Sowing the Seeds of Hypocrisy

I try, I really do, to live a Good Life.

I haven’t killed any babies or puppy dogs. I haven’t smote anyone, lately. I speak out against the various atrocities committed in the past, and I vow to do better in my own time. I try to lead an ethically sound life. But sometimes, it’s hard.

Take food, for example.

First, I lost meat, because I like happy, frolicking animals, and I like the Earth, and I don’t know if my life is worth much more than that of your average chicken. Then, I lost dairy (I still cheat if it’s delicious) - because milk doesn’t exist without veal, and scared little veal calves on atrophied legs being hauled out to auction make me cry myself to sleep. Then there was the loss of Nestle Products, which meant no Turtles, or Stoufer’s, or Haagen Daz (now doubly banned). Why did you have to kill all those African babies, Nestle? Your products were delicious. It’s all so unfair.

I eyed bananas suspiciously, waiting for them to declare themselves inedible, wanting to pretend that I didn’t already know about cash crops and gunned down plantation workers. I was losing weight, and bananas were affordable. I needed a better solution.

Thus, I began to grow a vegetable garden.

I cleared the earth myself, ripping back the grass, picking out the grubs, swearing vehemently at the dandelions and their insidious, spindly roots. I learned that vinegar will kill dandelion roots, but only if applied on a warm, dry day. I set traps for slugs, and going back to weed, found myself chanting: worms, you may live, slugs, you must die, and vegetation, you must grow in an orderly, single file of monoculture… Oh dear.

I seem to have become everything that I hate.

I kill the species that I do not like: grubs I throw out into the sunshine to shrivel, while slugs I lure to an early alcoholic grave. Encroaching vegetation must be stopped via mechanical or chemical means, and I rip out indigenous, symbiotic plant systems without a second thought. I inflict my will upon this patch of earth and call it my own and make it bend to my will.

Ladybugs may live. Aphids must die. Spinach may grow in neat rows, and will be killed if it deviates too far into my carrots.

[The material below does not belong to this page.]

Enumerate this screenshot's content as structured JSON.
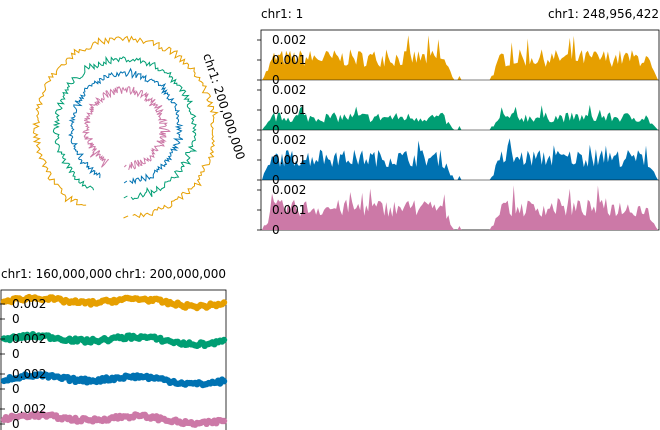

I am a cruel and heartless dictator, my colony an authoritarian state, my tiny garden plot a miniature of all the world being colonized and subjugated.

I am a monster. I am a tempestuous deity, killing things I don’t like, molding the Earth according to my wrathful whims. I stab at a dandelion root with a spade, whispering ‘die!’, feeling like I’m fighting a holy war. The dandelion clearly has Darwin on its side - it’s only fair that I have God on mine.

So I fight against the slugs with a rally cry lifted from the Old Testament. It’s genocide on a miniature scale, and because I have to eat, it seems to be the only solution.

My garden has turned me into everything I fear and despise; those vegetables had better be delicious.